Rejiia beamed a huge smile at the court. But her tongue continued to flick in and out very quickly as if tasting the air. Tasting the air like a snake. The captain of the guard returned a sly smirk to her, also tasting the air, quickly, only the very tip of his tongue clearing his teeth.
Geon remained stolid and silent in his corner.
“She’s drinking in the smell of fear and gaining power from it.” Lukan kept his head down and his gaze averted. He’d heard tales about snakes. He’d trained to hunt the Krakatrice before Robb disappeared.
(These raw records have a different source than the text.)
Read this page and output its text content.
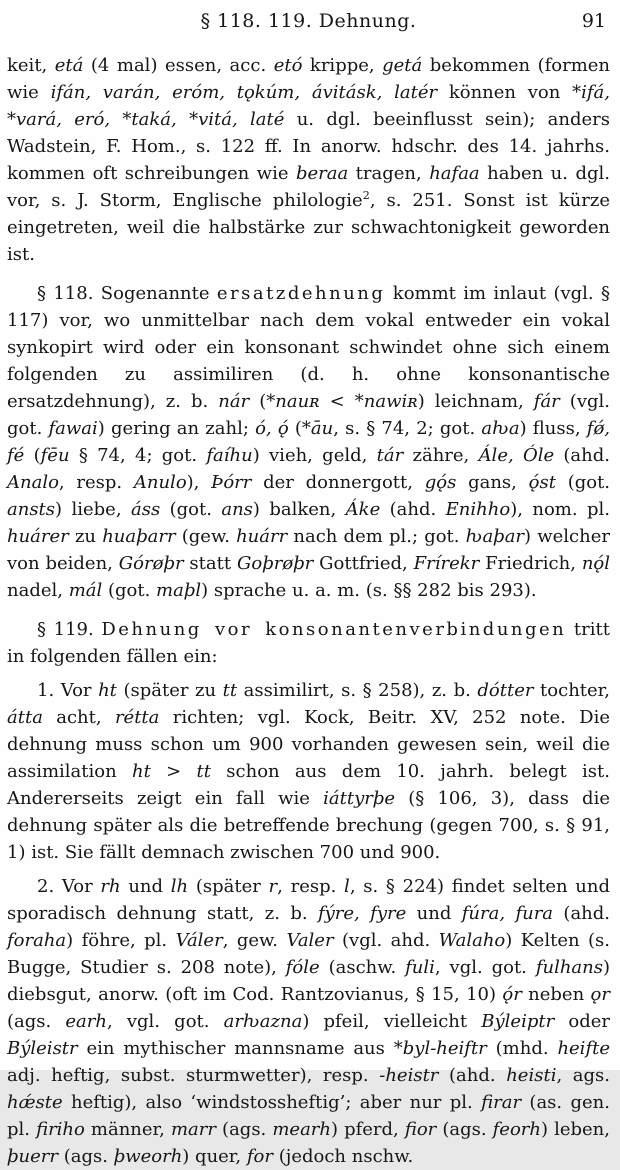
§ 118. 119. Dehnung.	91

keit, etá (4 mal) essen, acc. etó krippe, getá bekommen (formen wie ifán, varán, eróm, tǫkúm, ávitásk, latér können von *ifá, *vará, eró, *taká, *vitá, laté u. dgl. beeinflusst sein); anders Wadstein, F. Hom., s. 122 ff. In anorw. hdschr. des 14. jahrhs. kommen oft schreibungen wie beraa tragen, hafaa haben u. dgl. vor, s. J. Storm, Englische philologie$^2$, s. 251. Sonst ist kürze eingetreten, weil die halbstärke zur schwachtonigkeit geworden ist.

§ 118. Sogenannte ersatzdehnung kommt im inlaut (vgl. § 117) vor, wo unmittelbar nach dem vokal entweder ein vokal synkopirt wird oder ein konsonant schwindet ohne sich einem folgenden zu assimiliren (d. h. ohne konsonantische ersatzdehnung), z. b. nár (*nauʀ < *nawiʀ) leichnam, fár (vgl. got. fawai) gering an zahl; ó, ǫ́ (*āu, s. § 74, 2; got. aƕa) fluss, fǿ, fé (fēu § 74, 4; got. faíhu) vieh, geld, tár zähre, Ále, Óle (ahd. Analo, resp. Anulo), Þórr der donnergott, gǫ́s gans, ǫ́st (got. ansts) liebe, áss (got. ans) balken, Áke (ahd. Enihho), nom. pl. huárer zu huaþarr (gew. huárr nach dem pl.; got. ƕaþar) welcher von beiden, Górøþr statt Goþrøþr Gottfried, Frírekr Friedrich, nǫ́l nadel, mál (got. maþl) sprache u. a. m. (s. §§ 282 bis 293).

§ 119. Dehnung vor konsonantenverbindungen tritt in folgenden fällen ein:

1. Vor ht (später zu tt assimilirt, s. § 258), z. b. dótter tochter, átta acht, rétta richten; vgl. Kock, Beitr. XV, 252 note. Die dehnung muss schon um 900 vorhanden gewesen sein, weil die assimilation ht > tt schon aus dem 10. jahrh. belegt ist. Andererseits zeigt ein fall wie iáttyrþe (§ 106, 3), dass die dehnung später als die betreffende brechung (gegen 700, s. § 91, 1) ist. Sie fällt demnach zwischen 700 und 900.

2. Vor rh und lh (später r, resp. l, s. § 224) findet selten und sporadisch dehnung statt, z. b. fýre, fyre und fúra, fura (ahd. foraha) föhre, pl. Váler, gew. Valer (vgl. ahd. Walaho) Kelten (s. Bugge, Studier s. 208 note), fóle (aschw. fuli, vgl. got. fulhans) diebsgut, anorw. (oft im Cod. Rantzovianus, § 15, 10) ǫ́r neben ǫr (ags. earh, vgl. got. arƕazna) pfeil, vielleicht Býleiptr oder Býleistr ein mythischer mannsname aus *byl-heiftr (mhd. heifte adj. heftig, subst. sturmwetter), resp. -heistr (ahd. heisti, ags. hǽste heftig), also ‘windstossheftig’; aber nur pl. firar (as. gen. pl. firiho männer, marr (ags. mearh) pferd, fior (ags. feorh) leben, þuerr (ags. þweorh) quer, for (jedoch nschw.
If she had aligned herself with the monsters, then her gaze would be hypnotic, ensnaring the unwary. Paralyzing them.
“If Lokeen started with baby Krakatrice, their bubble of protection would be small, growing with them. Three moons ago they wouldn’t interfere with magic. Today they block it completely,” Lukan continued thinking half-aloud. “The bubble only goes ten, maybe twenty feet up, depending on the number and their size. I’m betting the fourth floor and above are outside the bubble.”
“I have found a royal bride to succeed my late wife as your queen. She is young and healthy and will give us daughters to continue the line,” Lokeen continued.
“Young and healthy, my foot,” Lukan snorted, continuing to whisper. “She’s only a few years younger than my mother. They were half sisters. Lord Krej was Mama’s father, but her mother was a peasant girl, not worth marrying.” He looked frankly at Skeller, the prince who’d just been thrust aside from the succession. “My sister Lily is nearly as royal as Rejiia and you love her already.”
Skeller’s head whipped around to stare at Lukan. “Why didn’t you tell me this last spring when there was still a chance that Lily and I could make a life together?”
“The subject never came up.” Lukan flashed him a grin. “We don’t talk about Grandfather Krej as anything but the enemy; we don’t want to acknowledge him, or Rejiia, as relatives.”
“I thought Lady Ariiell in her raging insanity would make a bad queen for my father. Even after she crawled out of her guilt and grief and pain, she’s too stubborn and independent. Rejiia is worse,” Skeller spat.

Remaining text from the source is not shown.